With this in mind, concerning paragraph 2267, Jimmy Akin points out:
“The manner of phrasing in the two major statements is tentative. If one looks at the language used in regarding the death penalty and compares it to the words used regarding abortion, the difference is stark. On abortion the pontiff is thunderous…But on capital punishment the Holy Father appeals only to changes in societal attitudes and the penal system and concludes that cases where capital punishment is required ‘are very rare if not practically non-existent’ (Evangelium Vitae 56). His juxtaposition of two possibilities indicates a tentativeness regarding how frequent such cases are.
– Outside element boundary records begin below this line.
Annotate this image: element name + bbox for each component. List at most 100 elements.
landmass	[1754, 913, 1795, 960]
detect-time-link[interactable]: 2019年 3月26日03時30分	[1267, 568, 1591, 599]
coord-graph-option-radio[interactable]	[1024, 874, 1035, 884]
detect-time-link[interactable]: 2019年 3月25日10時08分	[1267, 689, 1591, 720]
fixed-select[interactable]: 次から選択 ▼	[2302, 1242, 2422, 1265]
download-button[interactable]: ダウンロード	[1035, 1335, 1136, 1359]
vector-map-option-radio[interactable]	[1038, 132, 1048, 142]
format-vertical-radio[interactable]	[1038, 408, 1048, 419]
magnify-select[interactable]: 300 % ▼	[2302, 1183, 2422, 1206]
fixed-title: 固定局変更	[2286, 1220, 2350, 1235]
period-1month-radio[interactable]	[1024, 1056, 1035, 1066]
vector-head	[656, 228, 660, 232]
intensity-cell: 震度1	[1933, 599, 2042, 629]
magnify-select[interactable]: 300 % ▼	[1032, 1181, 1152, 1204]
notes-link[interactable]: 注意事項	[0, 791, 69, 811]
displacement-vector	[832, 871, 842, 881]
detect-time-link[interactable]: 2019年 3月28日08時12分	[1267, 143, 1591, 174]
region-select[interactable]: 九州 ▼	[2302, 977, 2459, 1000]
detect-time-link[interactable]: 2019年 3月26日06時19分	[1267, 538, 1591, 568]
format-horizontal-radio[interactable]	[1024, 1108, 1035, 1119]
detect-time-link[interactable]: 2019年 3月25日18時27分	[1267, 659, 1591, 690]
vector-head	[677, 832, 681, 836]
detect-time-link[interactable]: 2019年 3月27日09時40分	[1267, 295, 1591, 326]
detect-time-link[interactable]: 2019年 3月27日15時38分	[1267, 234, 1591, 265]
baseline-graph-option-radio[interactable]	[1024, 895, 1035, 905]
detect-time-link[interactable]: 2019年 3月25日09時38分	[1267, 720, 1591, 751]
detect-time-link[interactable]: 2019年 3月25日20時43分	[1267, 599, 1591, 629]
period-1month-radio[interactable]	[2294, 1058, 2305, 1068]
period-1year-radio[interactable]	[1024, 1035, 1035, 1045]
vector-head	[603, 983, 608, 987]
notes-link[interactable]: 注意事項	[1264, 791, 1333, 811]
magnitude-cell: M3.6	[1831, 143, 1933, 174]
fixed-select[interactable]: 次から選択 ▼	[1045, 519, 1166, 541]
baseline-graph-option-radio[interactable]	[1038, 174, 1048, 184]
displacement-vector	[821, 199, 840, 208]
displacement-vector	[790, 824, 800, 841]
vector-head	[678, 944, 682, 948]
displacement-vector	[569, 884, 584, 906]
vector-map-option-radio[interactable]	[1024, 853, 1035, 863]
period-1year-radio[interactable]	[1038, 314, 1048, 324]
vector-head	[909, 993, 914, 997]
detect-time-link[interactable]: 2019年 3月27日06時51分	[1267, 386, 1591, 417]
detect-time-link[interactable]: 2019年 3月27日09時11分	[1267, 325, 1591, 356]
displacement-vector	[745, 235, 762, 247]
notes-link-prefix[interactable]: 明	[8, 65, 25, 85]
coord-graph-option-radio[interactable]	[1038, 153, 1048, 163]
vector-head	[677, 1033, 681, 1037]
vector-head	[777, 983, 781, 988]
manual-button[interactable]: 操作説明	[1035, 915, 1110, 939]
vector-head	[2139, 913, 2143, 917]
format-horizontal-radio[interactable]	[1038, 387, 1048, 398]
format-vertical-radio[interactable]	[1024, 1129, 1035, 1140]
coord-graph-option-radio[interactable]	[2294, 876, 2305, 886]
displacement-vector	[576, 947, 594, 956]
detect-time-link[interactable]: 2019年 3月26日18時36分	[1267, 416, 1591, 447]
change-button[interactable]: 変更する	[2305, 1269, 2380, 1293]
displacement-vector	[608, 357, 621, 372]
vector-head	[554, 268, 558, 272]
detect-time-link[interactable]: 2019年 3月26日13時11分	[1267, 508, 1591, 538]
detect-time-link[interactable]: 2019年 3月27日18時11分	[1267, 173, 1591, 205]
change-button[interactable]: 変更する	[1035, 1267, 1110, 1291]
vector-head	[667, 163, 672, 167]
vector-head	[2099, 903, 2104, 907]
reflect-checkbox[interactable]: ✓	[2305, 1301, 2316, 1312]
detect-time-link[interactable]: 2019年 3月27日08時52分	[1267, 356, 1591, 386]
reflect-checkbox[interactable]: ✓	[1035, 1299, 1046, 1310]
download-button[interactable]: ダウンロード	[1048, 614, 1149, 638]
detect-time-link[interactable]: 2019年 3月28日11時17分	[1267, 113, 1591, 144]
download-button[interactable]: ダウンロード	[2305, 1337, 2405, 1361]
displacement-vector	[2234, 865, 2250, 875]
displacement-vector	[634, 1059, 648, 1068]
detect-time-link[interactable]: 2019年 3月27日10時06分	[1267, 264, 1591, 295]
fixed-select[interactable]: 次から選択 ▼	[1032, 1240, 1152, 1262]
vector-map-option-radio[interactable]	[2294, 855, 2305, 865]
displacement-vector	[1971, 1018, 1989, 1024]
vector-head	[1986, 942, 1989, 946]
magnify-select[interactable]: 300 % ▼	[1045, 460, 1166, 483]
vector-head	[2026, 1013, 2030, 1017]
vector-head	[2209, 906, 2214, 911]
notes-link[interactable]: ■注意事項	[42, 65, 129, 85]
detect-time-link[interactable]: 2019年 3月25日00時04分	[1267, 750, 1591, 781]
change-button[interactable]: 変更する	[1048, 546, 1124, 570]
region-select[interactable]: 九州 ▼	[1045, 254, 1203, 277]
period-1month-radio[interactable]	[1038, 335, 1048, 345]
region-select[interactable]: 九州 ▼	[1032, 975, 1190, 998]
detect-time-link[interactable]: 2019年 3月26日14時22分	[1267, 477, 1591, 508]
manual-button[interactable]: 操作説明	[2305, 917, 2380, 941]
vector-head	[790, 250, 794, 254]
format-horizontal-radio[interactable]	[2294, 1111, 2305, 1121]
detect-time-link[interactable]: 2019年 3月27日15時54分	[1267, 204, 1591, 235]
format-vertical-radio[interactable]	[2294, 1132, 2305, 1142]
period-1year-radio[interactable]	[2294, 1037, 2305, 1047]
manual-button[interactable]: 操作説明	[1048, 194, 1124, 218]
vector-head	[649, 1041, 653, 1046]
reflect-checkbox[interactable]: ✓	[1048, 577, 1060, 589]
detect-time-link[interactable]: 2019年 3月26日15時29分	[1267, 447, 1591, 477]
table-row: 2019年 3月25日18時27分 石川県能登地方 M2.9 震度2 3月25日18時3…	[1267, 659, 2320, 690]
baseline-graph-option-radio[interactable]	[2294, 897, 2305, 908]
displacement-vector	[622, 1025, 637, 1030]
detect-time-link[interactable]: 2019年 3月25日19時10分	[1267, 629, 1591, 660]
“…Most fundamentally, the matter we are dealing with is a prudential one involving ‘contingent and conjectural elements,’ such as the most effective way to deter crime and prompt the repentance of criminals. The Pope appeals to changes in the prison system, the severity and efficacy of which vary from country to country. Even then he acknowledges that there are cases where the death penalty can be warranted. Neither ‘very rare’ nor ‘practically non-existent’ means ‘non-existent,’ and the question of whether one is facing such a case is inescapably prudential.”
What this means for Catholics is that individuals may disagree with one another on the application of capital punishment, even beyond the limits set down in paragraph 2267 of the Catechism. A Catholic may favor the elimination of the death penalty. Or he may favor its broader use. But in neither case would he be considered a “bad” Catholic.